Oxford's oldest student newspaper

Independent since 1920

Review: Burial – Truant/Rough Sleeper

★★☆☆☆
Two Stars

Ambient music is a bit difficult to review. It’s very difficult to listen to two soundscapes and say that one is fundamentally better than the other.

Many thanks to Burial, then, for providing me with the easiest EP of ambient music to review. It has two tracks, one of which is fundamentally and noticeably better than the other.

Truant is a dream. It sounds like the Bill Murray from Lost in Translation and the Robert Pattinson from Cosmopolis driving around in a movie directed by Nicolas Winding Refn, silently staring out the windows of their vehicles and just watching the neon lights stream past.

It feels like a journey, but not a particular journey, as if the music just fancies having a wander.

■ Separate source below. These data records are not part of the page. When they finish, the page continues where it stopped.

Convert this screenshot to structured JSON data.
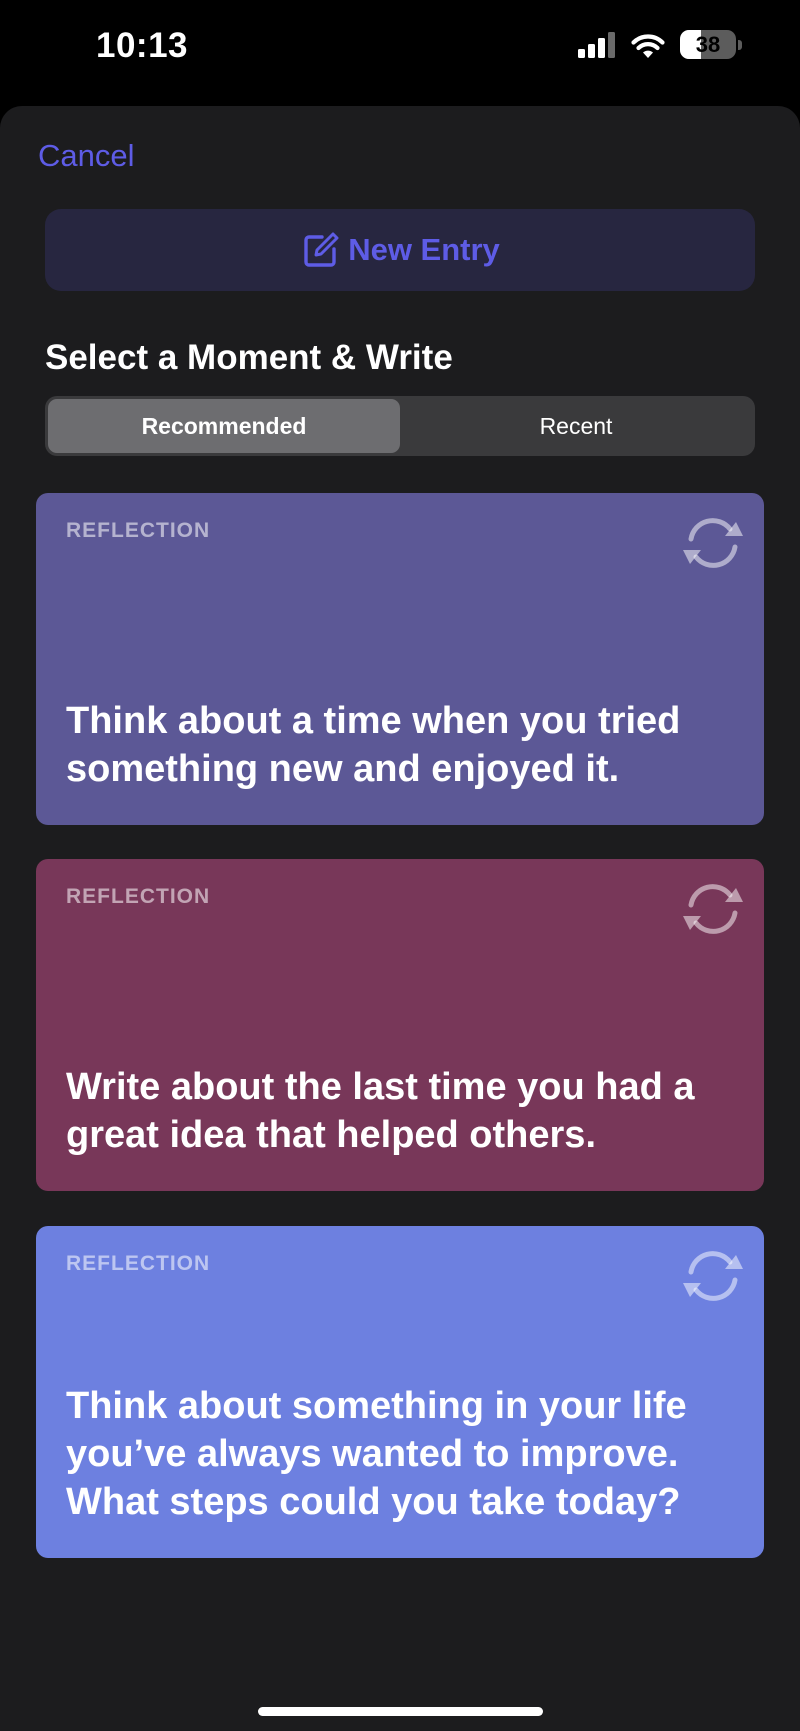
{
  "status": {
    "time": "10:13",
    "battery": "38",
    "battery_level": 0.38
  },
  "header": {
    "cancel_label": "Cancel",
    "new_entry_label": "New Entry"
  },
  "section_title": "Select a Moment & Write",
  "tabs": [
    {
      "label": "Recommended",
      "selected": true
    },
    {
      "label": "Recent",
      "selected": false
    }
  ],
  "cards": [
    {
      "tag": "REFLECTION",
      "text": "Think about a time when you tried something new and enjoyed it.",
      "color": "#5c5896",
      "icon": "refresh-icon"
    },
    {
      "tag": "REFLECTION",
      "text": "Write about the last time you had a great idea that helped others.",
      "color": "#783759",
      "icon": "refresh-icon"
    },
    {
      "tag": "REFLECTION",
      "text": "Think about something in your life you’ve always wanted to improve. What steps could you take today?",
      "color": "#6d80e0",
      "icon": "refresh-icon"
    }
  ],
  "colors": {
    "accent": "#5e5ce6",
    "sheet": "#1c1c1e",
    "background": "#000000"
  }
}
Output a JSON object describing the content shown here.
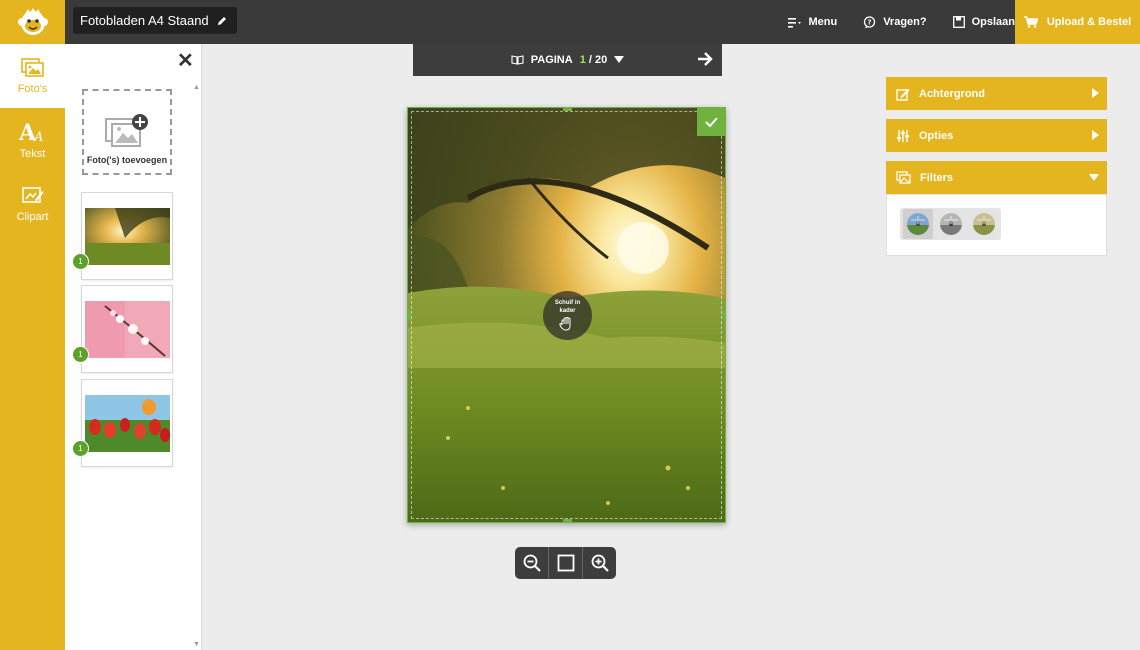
{
  "header": {
    "doc_title": "Fotobladen A4 Staand",
    "actions": {
      "menu": "Menu",
      "questions": "Vragen?",
      "save": "Opslaan"
    },
    "order_button": "Upload & Bestel"
  },
  "rail": {
    "items": [
      {
        "label": "Foto's",
        "icon": "photos-icon",
        "active": true
      },
      {
        "label": "Tekst",
        "icon": "text-icon",
        "active": false
      },
      {
        "label": "Clipart",
        "icon": "clipart-icon",
        "active": false
      }
    ]
  },
  "photo_panel": {
    "add_label": "Foto('s) toevoegen",
    "photos": [
      {
        "name": "sunset meadow",
        "badge": "1"
      },
      {
        "name": "cherry blossom",
        "badge": "1"
      },
      {
        "name": "tulips",
        "badge": "1"
      }
    ]
  },
  "page_nav": {
    "label": "PAGINA",
    "current": "1",
    "separator": "/",
    "total": "20"
  },
  "canvas": {
    "drag_hint_line1": "Schuif in",
    "drag_hint_line2": "kader"
  },
  "properties": {
    "background": "Achtergrond",
    "options": "Opties",
    "filters": "Filters"
  },
  "colors": {
    "accent": "#e4b51e",
    "dark": "#3a3a3a",
    "green": "#6fb23f"
  }
}
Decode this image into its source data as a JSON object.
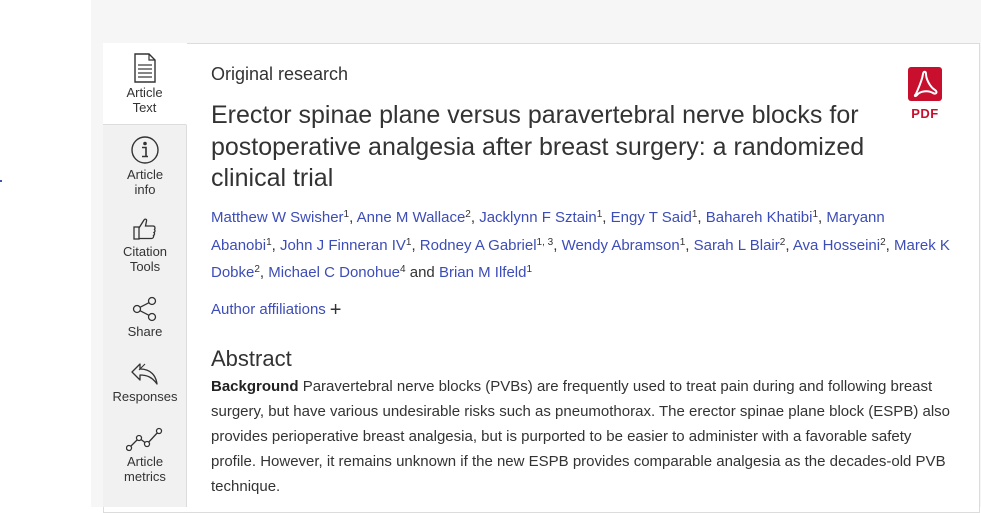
{
  "sidebar": {
    "items": [
      {
        "label_line1": "Article",
        "label_line2": "Text",
        "icon": "document-icon"
      },
      {
        "label_line1": "Article",
        "label_line2": "info",
        "icon": "info-icon"
      },
      {
        "label_line1": "Citation",
        "label_line2": "Tools",
        "icon": "thumbs-up-icon"
      },
      {
        "label_line1": "Share",
        "label_line2": "",
        "icon": "share-icon"
      },
      {
        "label_line1": "Responses",
        "label_line2": "",
        "icon": "reply-icon"
      },
      {
        "label_line1": "Article",
        "label_line2": "metrics",
        "icon": "metrics-icon"
      }
    ]
  },
  "article": {
    "kicker": "Original research",
    "title": "Erector spinae plane versus paravertebral nerve blocks for postoperative analgesia after breast surgery: a randomized clinical trial",
    "pdf_label": "PDF",
    "authors": [
      {
        "name": "Matthew W Swisher",
        "sup": "1"
      },
      {
        "name": "Anne M Wallace",
        "sup": "2"
      },
      {
        "name": "Jacklynn F Sztain",
        "sup": "1"
      },
      {
        "name": "Engy T Said",
        "sup": "1"
      },
      {
        "name": "Bahareh Khatibi",
        "sup": "1"
      },
      {
        "name": "Maryann Abanobi",
        "sup": "1"
      },
      {
        "name": "John J Finneran IV",
        "sup": "1"
      },
      {
        "name": "Rodney A Gabriel",
        "sup": "1, 3"
      },
      {
        "name": "Wendy Abramson",
        "sup": "1"
      },
      {
        "name": "Sarah L Blair",
        "sup": "2"
      },
      {
        "name": "Ava Hosseini",
        "sup": "2"
      },
      {
        "name": "Marek K Dobke",
        "sup": "2"
      },
      {
        "name": "Michael C Donohue",
        "sup": "4"
      },
      {
        "name": "Brian M Ilfeld",
        "sup": "1"
      }
    ],
    "authors_and": "and",
    "affiliations_label": "Author affiliations",
    "affiliations_toggle": "+",
    "abstract_heading": "Abstract",
    "abstract_background_label": "Background",
    "abstract_background_text": "Paravertebral nerve blocks (PVBs) are frequently used to treat pain during and following breast surgery, but have various undesirable risks such as pneumothorax. The erector spinae plane block (ESPB) also provides perioperative breast analgesia, but is purported to be easier to administer with a favorable safety profile. However, it remains unknown if the new ESPB provides comparable analgesia as the decades-old PVB technique."
  },
  "colors": {
    "link": "#3d4db7",
    "pdf_red": "#c8102e",
    "sidebar_bg": "#f1f1f1"
  }
}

The voices that interfere are fuzzy and indistinct, merely shapes on the windscreen. It’s involving stuff, and there are sections with real punch which appear from nowhere as required.

Rough Sleeper, on the other hand, is alternately listless and uninspired. It sounds less like a neo-noir drive through LA and more like a long, slow trip down a plughole in a club in Dundee. The muffled pump of something which can only be approximated as “beats”, under an ostentatious and uncharacteristic organ part and the cheesiest sax solo since the ’80s, conspire to render this disjointed, dispiriting mess almost unlistenable.

Whereas Truant was almost jubilant in its bleakness, Rough Sleeper merely feels defeatist. It may be named after insomnia, but it doesn’t need to feel like it too. Before this effort, Burial hadn’t released anything since 2007’s Untrue. It shows. The scene has moved on without him, and the new reality calls for intelligent, experimental music, not this. Listen to The Caretaker instead.